Various approaches promise to compensate for the system issues encountered during the use of traditional digital design techniques. For example, Novelda accomplished this goal by leveraging the continuous-time-binary-valued (CTBV) design paradigm. In a white paper titled, "Nanoscale Impulse Radar," the firm's Nikolaj Andersen and Tor Sverre (Bassen) Lande explain this approach and its impact on the company's radar system.

The 12-page document begins by providing background into Novelda's impulse radar sensor. This electromagnetic (EM) sensor, which is embedded in standard CMOS silicon, requires no clock. In today's processor technologies, the synchronous clocked design reduces both power consumption and speed. In fact, for some high-end processors, close to 50 percent of the total power budget is consumed for clock distribution.

Because it is "clockless," the CTBV design paradigm saves most of the energy required for driving an on-chip clock. Computation sequencing is achieved using inherent gate delays instead of synchronous clocks. To perform high-resolution ranging, the impulse-radar technology uses very short microwave pulses with durations below 1 ns. It is therefore suitable for high-resolution ranging, which works at both short and long distances.

In this case, the sampler has to capture a signal at several gigahertz. With a conventional approach, this would require running high-speed clocks and consuming large amounts of power and silicon.

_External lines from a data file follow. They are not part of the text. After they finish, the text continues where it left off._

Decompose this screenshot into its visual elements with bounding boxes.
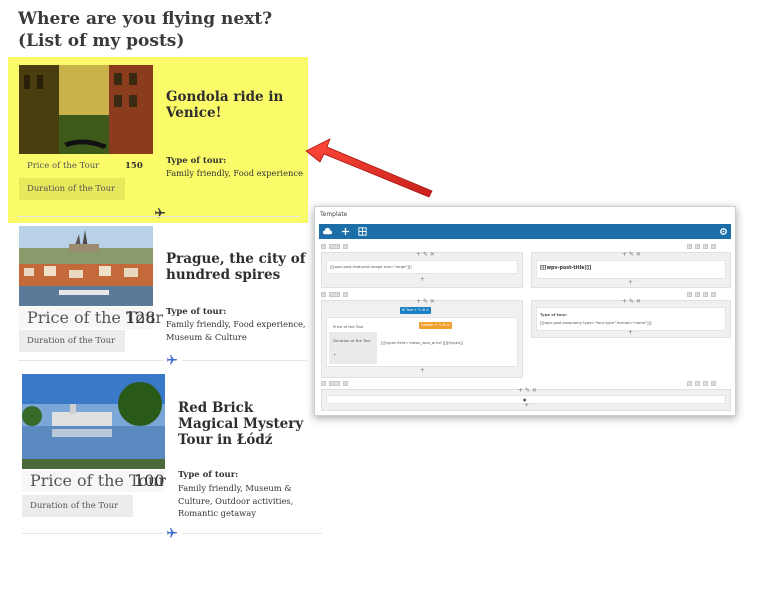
tour-type-label: Type of tour: [166, 156, 227, 166]
post-divider [182, 533, 322, 534]
cell-controls[interactable] [687, 381, 716, 386]
duration-cell[interactable]: Duration of the Tour + [329, 332, 377, 364]
price-row: Price of the Tour 128 [19, 307, 163, 329]
editor-cell[interactable]: + ✎ ✕ Type of tour: [[[wpv-post-taxonomy… [531, 299, 731, 338]
nested-grid[interactable]: Price of the Tour Duration of the Tour +… [326, 317, 518, 367]
tour-type-label: Type of tour: [166, 307, 227, 317]
settings-gear-icon[interactable] [718, 226, 729, 237]
featured-image-shortcode: [[[wpv-post-featured-image size="large"]… [330, 264, 412, 269]
tour-type-value: Family friendly, Museum & Culture, Outdo… [178, 483, 294, 518]
editor-row-2: + ✎ ✕ ⊞ Text + ✎ ⧉ ✕ Price of the Tour D… [319, 291, 731, 379]
grid-icon[interactable] [357, 226, 368, 237]
add-icon[interactable]: + [628, 330, 633, 336]
plane-icon [167, 528, 177, 538]
price-row: Price of the Tour 100 [22, 470, 166, 492]
row-handle[interactable] [321, 292, 348, 297]
add-icon[interactable]: + [628, 280, 633, 286]
header-cell-chip[interactable]: Header + ✎ ⧉ ✕ [419, 322, 452, 329]
taxonomy-shortcode: [[[wpv-post-taxonomy type="tour-type" fo… [540, 320, 652, 325]
chip-label: Text [406, 308, 414, 312]
post-title[interactable]: Gondola ride in Venice! [166, 89, 296, 121]
cell-controls[interactable] [687, 244, 716, 249]
editor-cell[interactable]: + ✎ ✕ ● + [321, 388, 731, 411]
plane-icon [167, 355, 177, 365]
duration-label: Duration of the Tour [19, 330, 125, 352]
row-handle[interactable] [321, 381, 348, 386]
cell-content[interactable]: [[[wpv-post-title]]] [536, 260, 726, 279]
tour-type-label: Type of tour: [178, 470, 239, 480]
page-title: Where are you flying next? (List of my p… [18, 9, 273, 51]
editor-cell[interactable]: + ✎ ✕ ⊞ Text + ✎ ⧉ ✕ Price of the Tour D… [321, 299, 523, 378]
editor-cell[interactable]: + ✎ ✕ [[[wpv-post-title]]] + [531, 252, 731, 288]
cell-controls[interactable] [687, 292, 716, 297]
template-editor[interactable]: Template + ✎ ✕ [[[wpv-post-featured-imag… [314, 206, 736, 416]
post-thumbnail[interactable] [19, 226, 153, 306]
post-divider [182, 360, 307, 361]
add-icon[interactable]: + ✎ ✕ [518, 388, 537, 394]
editor-toolbar [319, 224, 731, 239]
editor-title: Template [320, 211, 348, 218]
duration-label: Duration of the Tour [19, 178, 125, 200]
cell-content[interactable]: [[[wpv-post-featured-image size="large"]… [326, 260, 518, 274]
editor-cell[interactable]: + ✎ ✕ [[[wpv-post-featured-image size="l… [321, 252, 523, 288]
tour-type-label: Type of tour: [540, 312, 568, 317]
add-icon[interactable]: + [420, 277, 425, 283]
annotation-arrow [305, 138, 433, 198]
add-icon[interactable]: + [420, 368, 425, 374]
price-label: Price of the Tour [27, 161, 100, 171]
post-divider [18, 360, 163, 361]
post-thumbnail[interactable] [22, 374, 165, 469]
price-value: 150 [125, 161, 143, 171]
duration-label: Duration of the Tour [333, 338, 371, 343]
add-icon[interactable] [340, 226, 351, 237]
plane-icon [155, 208, 165, 218]
post-item-lodz: Price of the Tour 100 Duration of the To… [12, 370, 322, 540]
post-thumbnail[interactable] [19, 65, 153, 154]
price-label: Price of the Tour [333, 324, 364, 329]
post-title-shortcode: [[[wpv-post-title]]] [540, 266, 592, 271]
post-title[interactable]: Red Brick Magical Mystery Tour in Łódź [178, 400, 318, 448]
tour-type-value: Family friendly, Food experience, Museum… [166, 319, 306, 342]
add-icon[interactable]: + ✎ ✕ [622, 252, 641, 258]
post-title[interactable]: Prague, the city of hundred spires [166, 251, 306, 283]
add-icon[interactable]: + [524, 403, 529, 409]
editor-row-1: + ✎ ✕ [[[wpv-post-featured-image size="l… [319, 242, 731, 288]
editor-row-3: + ✎ ✕ ● + [319, 380, 731, 412]
types-field-shortcode: [[[types field='views_woo_price']]][/typ… [381, 340, 463, 345]
price-row: Price of the Tour 150 [19, 155, 153, 177]
post-divider [22, 533, 164, 534]
post-divider [18, 216, 300, 217]
add-icon[interactable]: + ✎ ✕ [622, 299, 641, 305]
cell-content[interactable]: Type of tour: [[[wpv-post-taxonomy type=… [536, 307, 726, 331]
tour-type-value: Family friendly, Food experience [166, 168, 303, 178]
add-icon[interactable]: + ✎ ✕ [416, 252, 435, 258]
post-item-prague: Price of the Tour 128 Duration of the To… [8, 223, 308, 363]
add-icon[interactable]: + [333, 352, 336, 357]
price-value: 128 [125, 308, 156, 327]
add-icon[interactable]: + ✎ ✕ [416, 299, 435, 305]
chip-label: Header [421, 323, 434, 327]
duration-label: Duration of the Tour [22, 495, 133, 517]
post-item-venice: Price of the Tour 150 Duration of the To… [8, 57, 308, 223]
text-cell-chip[interactable]: ⊞ Text + ✎ ⧉ ✕ [400, 307, 431, 314]
row-handle[interactable] [321, 244, 348, 249]
price-value: 100 [134, 471, 165, 490]
cloud-icon[interactable] [322, 226, 333, 237]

Instead of continuously sampling the received signal, however, Novelda employs a strobed-sampling concept.

For each pulse that is transmitted, the backscattered EM energy is sampled after a given time offset. This offset represents the time of flight of the signal relative to the time of transmission, which can in turn be used to represent the distance to the remote object. The core circuitry of this impulse radar's strobed sampler operates in the continuous time domain without any clock. By keeping the received signal in the continuous time domain for as long as possible, distance measurement accuracy in the picoseconds range is enabled.

As mentioned, the basic strobed sampler is extended by exploring the domain of CTBV coding, as the CTBV signal has near-infinite resolution in the time domain. To recreate the incoming analog signal as digital values that can be represented in a computer, the signal is converted using swept threshold sampling rather than a single threshold in the quantizer. For each threshold step, the conversion result is accumulated in a digital counter. With its unique approach, this impulse radar paves the way toward adding a large processing gain early in the processing chain.